The above approach works well if the total number of writes to the group does not exceed the write capacity of any member in the group. But if some of the members have less write throughput than total capacity needed to handle all the writes, those members will start lagging behind of the others.
1.1. Proper infrastructure sizing
It probably goes without saying, but we’ll stress it anyway: in a distributed system such as GR having proper sizing of the components is very important and the throughput of a single component is not representative of the output of the replication topology as a whole. In fact, sometimes improving the throughput of some servers can even be counter-productive: if the remaining servers cannot keep up with the workload the bottlenecks just move away from the client-facing server to the rest of infrastructure at possibly higher costs.
With that out of the way, to avoid slave lag – in GR all members are slaves of the other members’ workload – one must consider the throughput demanded from each component and the fact that slave lag is composed of two parts: the time it takes for a transaction to cross the replication pipeline (going from the client-facing server to the other members) and the time it spends waiting, somewhere in that pipeline, for previous transactions to be applied.
So the main goal sizing such a system is assuring that the slave lag is not significantly larger than what is strictly necessary for the transactions to cross the replication pipeline, and, particularly, that it does not grow over time.
1.2. Peak and sustained throughput
When the client-facing members in the replication system do, in fact, experience a workload that exceeds what the remaining members in the network topology can handle there are two choices:
the users let the servers accept the extra workload because it is known that it will eventually return to manageable levels before exhausting the buffering resources;
the user enables the flow-control mechanism so that, if needed, the servers delay the clients to keep the workload within bounds that are acceptable for all servers in the group.
A big drawback of letting the queues grow is that stale data is served by those that have pending updates to be installed.
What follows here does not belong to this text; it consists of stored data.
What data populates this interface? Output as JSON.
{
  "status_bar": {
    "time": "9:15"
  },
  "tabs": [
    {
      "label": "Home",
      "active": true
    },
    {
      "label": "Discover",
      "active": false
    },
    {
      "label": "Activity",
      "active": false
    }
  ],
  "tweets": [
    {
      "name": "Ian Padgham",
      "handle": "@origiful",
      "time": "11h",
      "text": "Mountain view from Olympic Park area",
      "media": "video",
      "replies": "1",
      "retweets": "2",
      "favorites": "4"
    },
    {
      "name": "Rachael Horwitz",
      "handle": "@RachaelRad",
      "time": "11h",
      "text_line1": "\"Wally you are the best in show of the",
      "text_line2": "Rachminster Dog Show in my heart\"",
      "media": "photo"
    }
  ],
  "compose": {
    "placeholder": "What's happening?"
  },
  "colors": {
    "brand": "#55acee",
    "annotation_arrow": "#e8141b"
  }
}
Also the system becomes less efficient because of the buffering, and in multi-master scenarios where conflicting workloads are sent to multiple members having a queue with many transactions waiting to apply will increase the likelihood of transactions being rejected. It is nevertheless well supported just like in asynchronous replication.
The advantage of one, or the other, will end up depending on how stable or bursty the workloads are, on how long the burst periods last and on what are the fault tolerance requirements. To reflect this duality, we focus both the peak throughput – the throughput of the client-facing server unimpaired by slower members having to keep-up with it – and the sustained throughput – the rate the whole group can withstand without having members lag behind. Using both metrics allows a better view of the system capabilities and the effect of optimizations targeted at improving one or the other.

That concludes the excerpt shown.